Le rôle de Marguerite Gautier fait incontestablement partie de ces rôles dont rêve chaque artiste, et ce n’était pas sans quelque appréhension que nous attendions de voir comment allait se dégager de tant de références (dont une, fameuse) Delphine Moussin, dont c’était là la prise de rôle. Nous avons été conquis.

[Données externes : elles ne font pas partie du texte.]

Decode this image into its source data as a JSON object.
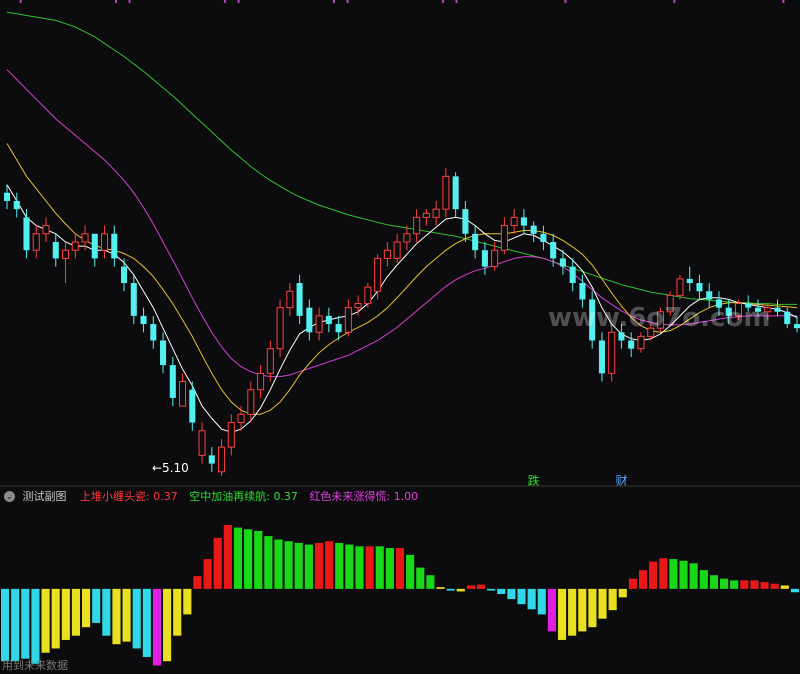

Il est vrai, et ce n’est pas sans malice que nous exerçons cette concession, que cette Étoile, que nous avons peu vue ces temps-ci, laissait craindre que le rôle, d’une lourdeur imposante par sa stature, et d’une difficulté extrême quant à la chorégraphie, aurait pu être inabordable pour elle et techniquement ingérable eu égard à certaines représentations précédentes parfois un peu poussives. Le travail qu’elle a accompli dans ce ballet est très abouti dans la caractérisation de son personnage ; elle prend le parti d’une femme très consciente de son avenir et dont le destin la condamne dès le début du ballet. Elle se laisse certes envahir par l’amour enveloppant d’Armand Duval (le pas de deux du troisième acte, avec ses pas très suggestifs sont admirablement esthétisés), mais cela ne suffira pas à la rédemption du péché par le sacrifice de Marguerite (qui sera de l’ordre de l’amour, en renonçant à Armand, et de sa vie, où elle paye à la société, qui l’entretient et la condamne également, sa vie dépensière et outrageante). L’artiste possède un art du lié que peu de danseuses de l’Opéra de Paris ont ; ses bras sont superbes et forment un discours continu, fluide, sans aspérités. Un lyrisme sublime, qui émeut tout le long des trois actes. Elle a regagné, de surcroît, une force et une vigueur dans les pointes qui rendent plus lisible encore son évolution scénique.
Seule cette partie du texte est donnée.